Sunday, July 5, 2009

Honor killing of the 17 year old girl Dua (Du'a) Khalil Aswad in Iraq

Moving this post from my blog

I met Dr. Sureya Sayadi a couple of days ago at a restaurant in Fremont. We had quite a heated debate,I disagree with a lot of what she believes in, she did have some valid points though. Here is the video from her website. CNN couldn't show more than two minutes of it, here you can see the whole 10 minutes.

Video of honor killing of Du'a Khalil in Iraq

Warning: This video contains extremely disturbing images.

If you thought there was a limit to the barbarism man is capable of, think again. A 17 year old Kurdish girl by the name of Du'a is stoned to death for allegedly having an affair with a sunni boy. She is dragged to the middle of a bazaar by her own cousin and then brutally stoned to death while a large crowd of men not only watch but actively participate in the act. It is important to note that despite the chants of Allah-O-Akbar in the movie, this murder has nothing to do with Islam. Also this was not done in the name of Islam. The Yezidi tribe that this poor girl belonged to is held captive by its savage traditions. Yezidis have been persecuted for centuries by many different civilizations. Even after many migrations and forced Islamization by the Ottomans, they have kept their traditions.
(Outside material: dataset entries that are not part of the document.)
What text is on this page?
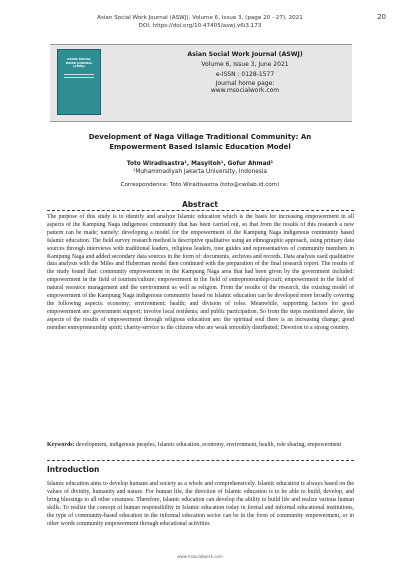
Asian Social Work Journal (ASWJ), Volume 6, Issue 3, (page 20 - 27), 2021
DOI: https://doi.org/10.47405/aswj.v6i3.173
20
ASIAN SOCIAL WORK JOURNAL (ASWJ)
Asian Social Work Journal (ASWJ)
Volume 6, Issue 3, June 2021
e-ISSN : 0128-1577
Journal home page:
www.msocialwork.com
Development of Naga Village Traditional Community: An Empowerment Based Islamic Education Model
Toto Wiradisastra¹, Masyitoh¹, Gofur Ahmad¹
¹Muhammadiyah Jakarta University, Indonesia
Correspondence: Toto Wiradisastra (toto@cwilab.id.com)
Abstract
The purpose of this study is to identify and analyze Islamic education which is the basis for increasing empowerment in all aspects of the Kampung Naga indigenous community that has been carried out, so that from the results of this research a new pattern can be made; namely: developing a model for the empowerment of the Kampung Naga indigenous community based Islamic education. The field survey research method is descriptive qualitative using an ethnographic approach, using primary data sources through interviews with traditional leaders, religious leaders, tour guides and representatives of community members in Kampung Naga and added secondary data sources in the form of: documents, archives and records. Data analysis used qualitative data analysis with the Miles and Huberman model then continued with the preparation of the final research report. The results of the study found that: community empowerment in the Kampung Naga area that had been given by the government included: empowerment in the field of tourism/culture; empowerment in the field of entrepreneurship/craft; empowerment in the field of natural resource management and the environment as well as religion. From the results of the research, the existing model of empowerment of the Kampung Naga indigenous community based on Islamic education can be developed more broadly covering the following aspects: economy; environment; health; and division of roles. Meanwhile, supporting factors for good empowerment are: government support; involve local residents; and public participation. So from the steps mentioned above, the aspects of the results of empowerment through religious education are: the spiritual soul there is an increasing change; good member entrepreneurship spirit; charity-service to the citizens who are weak smoothly distributed; Devotion to a strong country.
Keywords: development, indigenous peoples, Islamic education, economy, environment, health, role sharing, empowerment
Introduction
Islamic education aims to develop humans and society as a whole and comprehensively. Islamic education is always based on the values of divinity, humanity and nature. For human life, the direction of Islamic education is to be able to build, develop, and bring blessings to all other creatures. Therefore, Islamic education can develop the ability to build life and realize various human skills. To realize the concept of human responsibility in Islamic education today in formal and informal educational institutions, the type of community-based education in the informal education sector can be in the form of community empowerment, or in other words community empowerment through educational activities
www.msocialwork.com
What drives an otherwise sane human being to ruthlessly kill another person and that too one of his own family? Is it honor? But what is honor anyway and why is it restored by taking a human life. Generally we like to shrug away such incidents as acts of savagery by the illiterate, the unenlightened among us. Depending on the flavor of stereotyping you subscribe to, you might be inclined to think that this was just another barbaric act by the savage Arabs. Such simple explanations, however, are constantly being challenged in the world we live in. We can't explain it that easily, there probably isn't one size that fits all. What drives a student in a prestigious institution such as Virginia Tech to systematically murder so many of his class mates is probably a very different emotion than the one that motivates a suicide bomber in Baghdad to take his life. or is it? Would a terrorist be able to do it if he didn't have the comfort of a gun or a bomb to shield himself with, if instead all his victims were tied down and he had to stone and maim each one to death. Would he be able to bear the screams of innocent children. The men who participated in stoning this innocent girl or those that slaughtered Daniel Pearl are at some level more savage than the suicide bombers or the carpet bombers. They don't have to visualize the consequence of their action, they can see it. They have to live it and live with it. And yet they do it.

This should remind us once again how fundamentalist beliefs in any ideology be it religious, tradition, nationalism or caste can drive men to commit unspeakable acts of horror. We witnessed that in Holocaust against the Jews, US plundering in Viet Nam, Pakistanis slaughtering Bengalis, genocide of Muslims in Bosnia and of Tutsis in Rawanda and last but not least the ongoing genocide in Darfur. Actors change yet the plot remains the same.

Is it really ideology though, I am not so sure. Would a suicide bomber still be impelled solely by his beliefs to take so many lives if he was *not* to become a hero in his own community. Is it his way of standing out, if not in life then in death. Is he thus at the core driven by the same emotion that drives a painter to paint a master piece? I don't think it's only the seventy virgins, they are the consequence not the cause. At the end of the day, it's very selfish, very worldly. Religion, God, Tradition, etc. are all slogans, excuses used to pacify one's own conscience. It's not even revenge, revenge is futile unless it's accompanied by glory. "Honor" needs an audience, it's not won and lost in isolation.